I followed the tutorial in https://guides.gradle.org/using-the-worker-api/ and got the example working. Summary: It's about parallelization of tasks in a gradle run, supported since version 4.0, and the gradle team obviously thinks they have a nice solution.
This is, in contrast, what a Makefile does (with the same paths, for comparison):
all: md5 sha256
clean:
$(RM) -r build
build/md5/%.md5: src/%
mkdir -p build/md5/
md5sum $< >$@
sleep 3
build/sha256/%.sha256: src/%
mkdir -p build/sha256/
sha256sum $< >$@
sleep 3
md5: $(patsubst src/%,build/md5/%.md5,$(wildcard src/*))
sha256: $(patsubst src/%,build/sha256/%.sha256,$(wildcard src/*))
As you can see: i added also sha256 tasks (targets in Makefile "language"). The dependency tree for the all target looks like this:
all + md5 + build/md5/feynman.txt.md5
| | build/md5/oppenheimer.txt.md5
| \ build/md5/einstein.txt.md5
\ sha256 + build/sha256/feynman.txt.sha256
| build/sha256/oppenheimer.txt.sha256
\ build/sha256/einstein.txt.sha256
All targets in level 3 (the filename targets) are executed in parallel, when called with make -j 6
or higher, the resulting time is 3 seconds (with the sleep)
In contrast, the extended build.gradle:
task md5(type: CreateMD5) {
destinationDir = file("${buildDir}/md5")
source file("src/")
}
task sha256(type: CreateMD5 /*enough for the example*/) {
destinationDir = file("${buildDir}/sha256")
source file("src/")
}
task all(dependsOn: [md5, sha256])
doesn't scale that well. It has two parallelizable tasks which in parallel process 3 files each because the tasks are designed to do that, but gradle is not smart enough to parallelize the two tasks md5 and sha256 even when they are completely independent. So the resulting time is 6 seconds (2*3)

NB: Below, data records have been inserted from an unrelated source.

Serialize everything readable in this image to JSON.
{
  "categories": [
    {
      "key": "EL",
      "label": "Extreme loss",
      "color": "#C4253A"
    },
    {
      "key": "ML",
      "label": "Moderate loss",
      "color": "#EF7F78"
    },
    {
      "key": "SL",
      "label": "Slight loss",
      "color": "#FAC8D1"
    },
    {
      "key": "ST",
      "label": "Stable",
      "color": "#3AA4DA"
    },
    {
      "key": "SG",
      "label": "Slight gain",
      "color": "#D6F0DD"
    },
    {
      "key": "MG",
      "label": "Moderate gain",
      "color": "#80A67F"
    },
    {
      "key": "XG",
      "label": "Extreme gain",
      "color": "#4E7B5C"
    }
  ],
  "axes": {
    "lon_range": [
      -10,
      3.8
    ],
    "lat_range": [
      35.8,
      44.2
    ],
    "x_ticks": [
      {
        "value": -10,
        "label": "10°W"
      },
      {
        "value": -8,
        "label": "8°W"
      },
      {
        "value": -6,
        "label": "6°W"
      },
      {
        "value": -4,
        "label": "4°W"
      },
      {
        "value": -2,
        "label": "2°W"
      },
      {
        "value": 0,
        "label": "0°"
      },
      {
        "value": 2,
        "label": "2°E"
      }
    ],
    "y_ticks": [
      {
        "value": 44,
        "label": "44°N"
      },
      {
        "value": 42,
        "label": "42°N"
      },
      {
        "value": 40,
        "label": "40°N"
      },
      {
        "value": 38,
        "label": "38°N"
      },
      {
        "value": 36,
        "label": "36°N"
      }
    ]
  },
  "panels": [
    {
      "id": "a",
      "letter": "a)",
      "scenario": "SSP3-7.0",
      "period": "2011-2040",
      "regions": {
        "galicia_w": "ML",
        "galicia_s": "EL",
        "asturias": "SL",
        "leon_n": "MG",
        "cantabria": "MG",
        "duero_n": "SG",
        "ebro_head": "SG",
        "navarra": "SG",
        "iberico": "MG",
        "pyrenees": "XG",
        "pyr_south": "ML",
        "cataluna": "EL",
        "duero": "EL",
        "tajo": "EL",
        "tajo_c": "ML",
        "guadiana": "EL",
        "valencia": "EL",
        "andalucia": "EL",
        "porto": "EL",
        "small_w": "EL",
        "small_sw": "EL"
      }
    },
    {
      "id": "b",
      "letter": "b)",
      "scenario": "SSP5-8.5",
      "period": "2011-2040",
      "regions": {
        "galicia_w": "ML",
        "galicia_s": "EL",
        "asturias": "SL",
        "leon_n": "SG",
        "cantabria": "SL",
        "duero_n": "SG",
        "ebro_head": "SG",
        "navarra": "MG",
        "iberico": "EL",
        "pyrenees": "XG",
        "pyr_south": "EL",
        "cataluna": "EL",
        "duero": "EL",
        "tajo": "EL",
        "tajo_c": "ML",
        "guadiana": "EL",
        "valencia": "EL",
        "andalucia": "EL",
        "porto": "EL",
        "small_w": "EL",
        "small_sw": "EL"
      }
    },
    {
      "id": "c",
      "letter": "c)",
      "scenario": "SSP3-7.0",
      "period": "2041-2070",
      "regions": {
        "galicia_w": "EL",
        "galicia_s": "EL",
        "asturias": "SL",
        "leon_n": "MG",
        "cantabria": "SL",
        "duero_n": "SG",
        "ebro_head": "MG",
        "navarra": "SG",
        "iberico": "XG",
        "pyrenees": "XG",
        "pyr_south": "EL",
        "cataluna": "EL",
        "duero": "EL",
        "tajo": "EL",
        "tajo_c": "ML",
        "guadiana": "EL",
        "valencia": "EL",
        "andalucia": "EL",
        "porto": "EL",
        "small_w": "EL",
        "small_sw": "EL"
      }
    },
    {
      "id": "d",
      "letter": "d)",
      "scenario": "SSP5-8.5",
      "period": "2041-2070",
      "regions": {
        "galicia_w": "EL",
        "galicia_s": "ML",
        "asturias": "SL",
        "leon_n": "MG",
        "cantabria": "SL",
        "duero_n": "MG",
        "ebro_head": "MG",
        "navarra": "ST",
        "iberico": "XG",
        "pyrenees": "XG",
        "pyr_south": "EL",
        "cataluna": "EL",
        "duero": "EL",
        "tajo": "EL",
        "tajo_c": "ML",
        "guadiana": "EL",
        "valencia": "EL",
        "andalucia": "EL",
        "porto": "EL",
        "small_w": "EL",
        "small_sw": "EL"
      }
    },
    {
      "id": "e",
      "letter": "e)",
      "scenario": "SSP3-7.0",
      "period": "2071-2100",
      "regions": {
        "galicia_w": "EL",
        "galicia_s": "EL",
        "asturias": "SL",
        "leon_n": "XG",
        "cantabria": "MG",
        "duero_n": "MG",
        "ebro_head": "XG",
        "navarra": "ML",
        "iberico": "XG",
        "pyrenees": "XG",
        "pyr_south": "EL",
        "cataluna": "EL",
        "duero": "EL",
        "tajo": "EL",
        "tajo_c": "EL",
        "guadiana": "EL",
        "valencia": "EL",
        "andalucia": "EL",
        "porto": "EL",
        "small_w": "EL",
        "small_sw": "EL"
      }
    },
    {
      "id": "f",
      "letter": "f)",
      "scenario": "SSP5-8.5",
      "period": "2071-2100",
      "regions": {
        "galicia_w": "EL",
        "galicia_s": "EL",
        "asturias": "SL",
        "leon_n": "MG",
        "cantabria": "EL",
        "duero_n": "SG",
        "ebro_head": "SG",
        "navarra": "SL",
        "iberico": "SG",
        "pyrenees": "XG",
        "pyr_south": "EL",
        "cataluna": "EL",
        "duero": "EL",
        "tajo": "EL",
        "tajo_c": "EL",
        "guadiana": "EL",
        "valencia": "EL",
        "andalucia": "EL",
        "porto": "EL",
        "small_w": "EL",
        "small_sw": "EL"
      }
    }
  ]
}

Now: for a more complex scenario, I need to chain even more different actions and parallelize them. for example 10 slightly different chains of dependent pack->upload->remote-build tasks which should all run in parallel until everything is up and then continue with non-parallel testing.
In GNU make, this is all no problem, but our developer team is Java only and they don't like the idea to use a 15* years old pure binary tool for something that looks like it's a job for gradle.
Is there really no chance to set up that type of parallelization in gradle?